Apesar da geada, os agricultores de Pitangueiras ( 84 km ao norte de Londrina), no Norte do Paraná, continuam otimistas com a cafeicultura. O plantio de café adensado e a diversificação de culturas estão rendendo bons resultados aos pequenos produtores da região, que orientados por técnicos da Empresa de Assistência Técnica e Extensão Rural (Emater), decidiram substituir, desde 1995, as falidas culturas de algodão pelo novo método de plantio de café. O café adensado concentra mais plantas por unidade de área, diminui a erosão e aumenta a produtividade. Além do café, investiram na integração de atividades, plantando frutas ou criando aves e gado para leite.
Ao substituirem o plantio tradicional pela forma adensada, os cafeicultores de Pitangueiras aumentaram a produção mas não obtiveram aumento significativo nos lucros, pois continuavam vendendo café aos atravessadores, que beneficiam e comercializam o produto, ficando com o que poderia ser o lucro do produtor. A solução encontrada foi a união de forças para viabilizar uma unidade comunitária de beneficiamento e armazenamento de café, que está em operação desde junho deste ano.
BeneficiamentoPara conseguir comprar o equipamento, os produtores fundaram a Associação dos Cafeicultores de Pitangueiras (Acapi), que pleiteou junto ao poder público os recursos necessários. Foram investidos R$ 141 mil na estrutura total da unidade, que engloba uma máquina de benefício conjugada, uma balança rodoviária mecânica para 30 mil quilos e um galpão pré-moldado em alvenaria com 807,9 metros quadrados, para instalação dos equipamentos, estrutura operacional e armazenamento da produção.
O programa Paraná 12 Meses, do governo estadual, arcou com 35% dos custos, o município se responsabilizou por 30% e os próprios produtores pagaram os 35% restantes, através de financiamento pelo Programa Nacional de Fortalecimento de Agricultura Familiar (Pronaf). ‘‘A unidade de beneficiamento deve injetar R$ 300 mil anuais no município, mais que o dobro do valor investido’’, informou Cristovon Videira Ripol, chefe do escritório da Emater, ressaltando que o beneficiamento acrescenta cerca de 15% ao valor do café, se o produto tiver qualidade. Além disso, permite o aproveitamento da palha melada e o café escolha (quebrado), que possuem valor comercial.
PIB A cafeicultura proporcionou ao município dobrar o Produto Interno Bruto (PIB) agrícola, que em 1994 estava na marca dos R$ 6,5 milhões e hoje, atinge R$ 12,1 milhões, sendo R$ 4 milhões provenientes do café. Hoje, em Pitangueiras, existem 100 produtores de café adensado, que cultivam uma área total de 247 hectares, em propriedades com cerca de 10 alqueires. Nos últimos seis anos, foram criados 350 novos empregos na cidade, número bastante expressivo diante da população de 2,2 mil habitantes.

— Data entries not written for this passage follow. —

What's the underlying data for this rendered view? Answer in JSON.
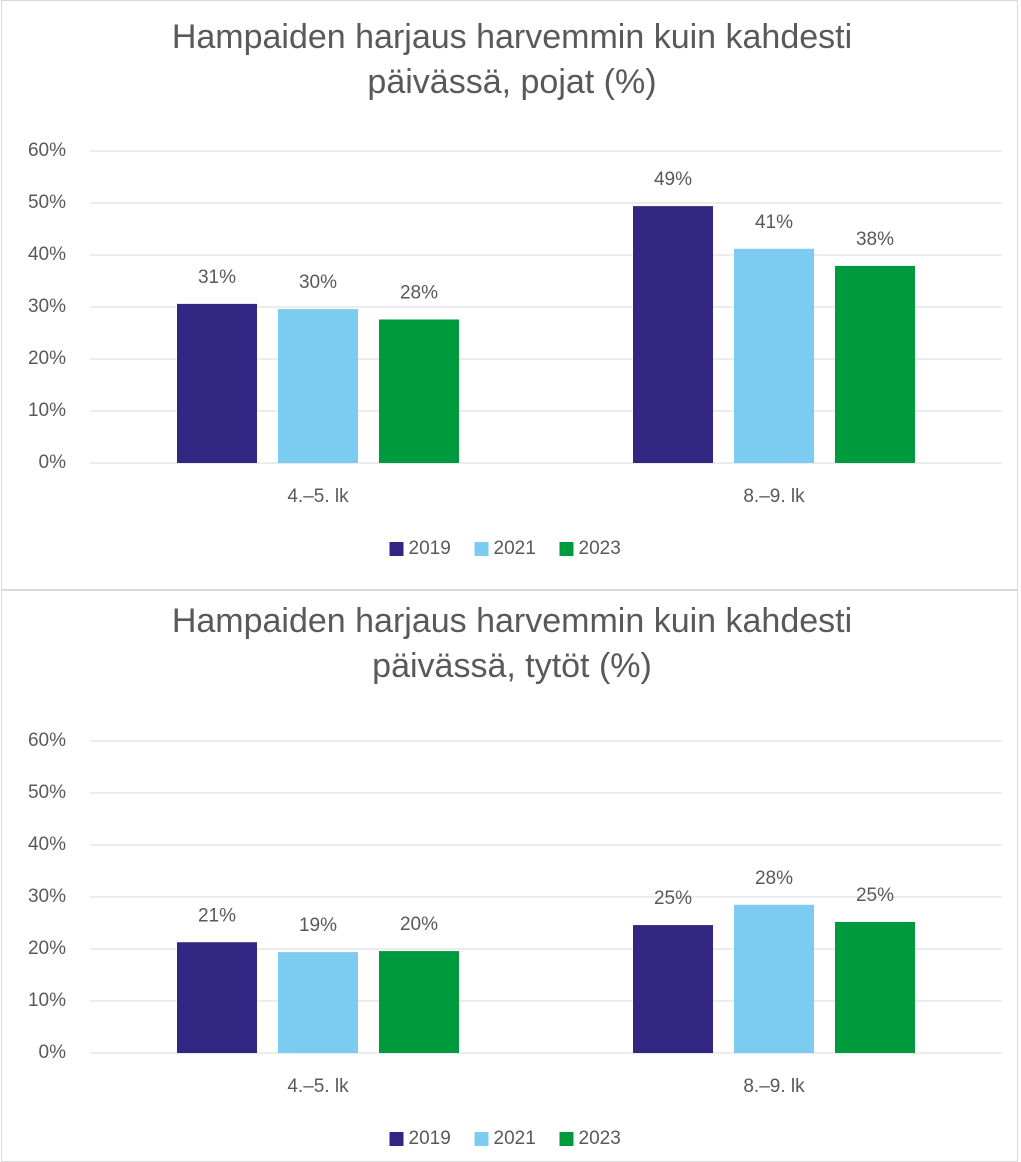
{
  "chart_data": [
    {
      "type": "bar",
      "title": "Hampaiden harjaus harvemmin kuin kahdesti päivässä, pojat (%)",
      "categories": [
        "4.–5. lk",
        "8.–9. lk"
      ],
      "series": [
        {
          "name": "2019",
          "color": "#312783",
          "values": [
            30.6,
            49.4
          ],
          "value_labels": [
            "31%",
            "49%"
          ]
        },
        {
          "name": "2021",
          "color": "#7ccbf0",
          "values": [
            29.6,
            41.2
          ],
          "value_labels": [
            "30%",
            "41%"
          ]
        },
        {
          "name": "2023",
          "color": "#009a3e",
          "values": [
            27.6,
            37.9
          ],
          "value_labels": [
            "28%",
            "38%"
          ]
        }
      ],
      "ylim": [
        0,
        60
      ],
      "yticks": [
        {
          "value": 0,
          "label": "0%"
        },
        {
          "value": 10,
          "label": "10%"
        },
        {
          "value": 20,
          "label": "20%"
        },
        {
          "value": 30,
          "label": "30%"
        },
        {
          "value": 40,
          "label": "40%"
        },
        {
          "value": 50,
          "label": "50%"
        },
        {
          "value": 60,
          "label": "60%"
        }
      ],
      "grid": true,
      "legend": "bottom"
    },
    {
      "type": "bar",
      "title": "Hampaiden harjaus harvemmin kuin kahdesti päivässä, tytöt (%)",
      "categories": [
        "4.–5. lk",
        "8.–9. lk"
      ],
      "series": [
        {
          "name": "2019",
          "color": "#312783",
          "values": [
            21.3,
            24.6
          ],
          "value_labels": [
            "21%",
            "25%"
          ]
        },
        {
          "name": "2021",
          "color": "#7ccbf0",
          "values": [
            19.4,
            28.5
          ],
          "value_labels": [
            "19%",
            "28%"
          ]
        },
        {
          "name": "2023",
          "color": "#009a3e",
          "values": [
            19.6,
            25.2
          ],
          "value_labels": [
            "20%",
            "25%"
          ]
        }
      ],
      "ylim": [
        0,
        60
      ],
      "yticks": [
        {
          "value": 0,
          "label": "0%"
        },
        {
          "value": 10,
          "label": "10%"
        },
        {
          "value": 20,
          "label": "20%"
        },
        {
          "value": 30,
          "label": "30%"
        },
        {
          "value": 40,
          "label": "40%"
        },
        {
          "value": 50,
          "label": "50%"
        },
        {
          "value": 60,
          "label": "60%"
        }
      ],
      "grid": true,
      "legend": "bottom"
    }
  ]
}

O engenheiro agrônomo da Emater, explicou que a base da retomada do desenvolvimento está na otimização dos fatores de produção. ‘‘Nós tentamos conscientizar os agricultores sobre a importância de aproveitar bem o capital, a mão-de-obra e o solo, que são os recursos disponíveis’’, disse.

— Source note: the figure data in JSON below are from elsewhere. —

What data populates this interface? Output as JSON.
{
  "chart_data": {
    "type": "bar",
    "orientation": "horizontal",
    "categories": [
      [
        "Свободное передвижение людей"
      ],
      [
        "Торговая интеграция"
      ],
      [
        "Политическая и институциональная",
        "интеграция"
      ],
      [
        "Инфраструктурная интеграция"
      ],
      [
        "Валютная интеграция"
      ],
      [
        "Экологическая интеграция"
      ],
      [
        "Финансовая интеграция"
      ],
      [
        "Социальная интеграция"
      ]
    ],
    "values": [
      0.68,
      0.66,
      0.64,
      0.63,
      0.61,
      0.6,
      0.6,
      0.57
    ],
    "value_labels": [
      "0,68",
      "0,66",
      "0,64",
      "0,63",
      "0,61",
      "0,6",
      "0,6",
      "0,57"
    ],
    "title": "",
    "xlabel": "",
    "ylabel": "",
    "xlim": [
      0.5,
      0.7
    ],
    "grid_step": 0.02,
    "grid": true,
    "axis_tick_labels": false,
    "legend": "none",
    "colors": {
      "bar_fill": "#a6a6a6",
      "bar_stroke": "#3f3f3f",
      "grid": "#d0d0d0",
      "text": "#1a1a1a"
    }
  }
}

Nesse contexto, o café só é viável enquanto componente de um sistema integrado com outras culturas. ‘‘Em uma área reduzida, é preciso haver opções diversas de rendimento. A criação de aves ou gado, por exemplo, acaba fornecendo esterco para a agricultura, diminuindo as despesas’’, acrescentou.
DiversificaçãoAlém de cultivar o café adensado, o agricultor Antônio Scarpeta cria aves e peixes para complementar sua renda. A opção vai garantir sua subsistência neste ano, quando perdeu quase toda a lavoura de café com a geada. ‘‘Em áreas pequenas, só é possível sobreviver com culturas diversificadas, por isso é importante criar novas alternativas’’, explicou.

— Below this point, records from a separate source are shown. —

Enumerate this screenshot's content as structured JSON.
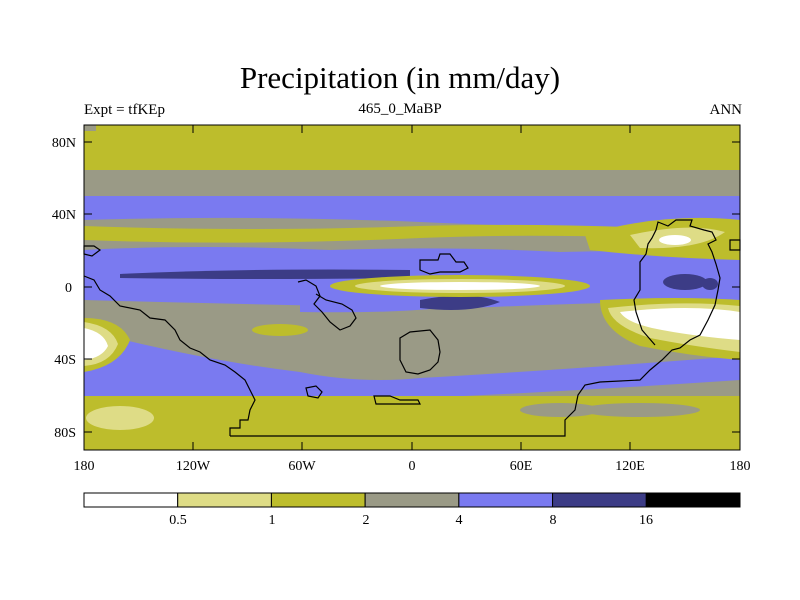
{
  "title": "Precipitation (in mm/day)",
  "left_label": "Expt = tfKEp",
  "center_label": "465_0_MaBP",
  "right_label": "ANN",
  "y_ticks": [
    "80N",
    "40N",
    "0",
    "40S",
    "80S"
  ],
  "x_ticks": [
    "180",
    "120W",
    "60W",
    "0",
    "60E",
    "120E",
    "180"
  ],
  "colorbar": {
    "levels": [
      "0.5",
      "1",
      "2",
      "4",
      "8",
      "16"
    ],
    "colors": [
      "#ffffff",
      "#dedc86",
      "#bdbd2c",
      "#9a9a86",
      "#7a7af0",
      "#3c3c86",
      "#000000"
    ]
  },
  "colors": {
    "white": "#ffffff",
    "pale": "#dedc86",
    "olive": "#bdbd2c",
    "gray": "#9a9a86",
    "blue": "#7a7af0",
    "navy": "#3c3c86",
    "black": "#000000"
  }
}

O produtor Albino Resqueti contabilizou na ponta do lápis as vantagens trazidas pela utilização da unidade de beneficiamento. Há pouco tempo, ele beneficiou 33 sacas de café em côco, que resultaram em 11 sacas vendidas diretamente na bolsa de mercadorias. A operação lhe trouxe um lucro de mais ou menos R$ 15 por saca, totalizando R$ 171, valor suficiente para saldar uma dívida de financiamento. Ele ainda tem 300 sacas guardadas no armazém da associação, que serão comercializadas de acordo com a necessidade.
‘‘Também temos a vantagem de armazenar o café gratuitamente no galpão da Acapi, que oferece maior segurança contra roubos. Além do lucro maior que obtive, ainda me restaram oito quilos de café escolha, 130 quilos de palha melada e oito quilos de café para consumo próprio’’, contou.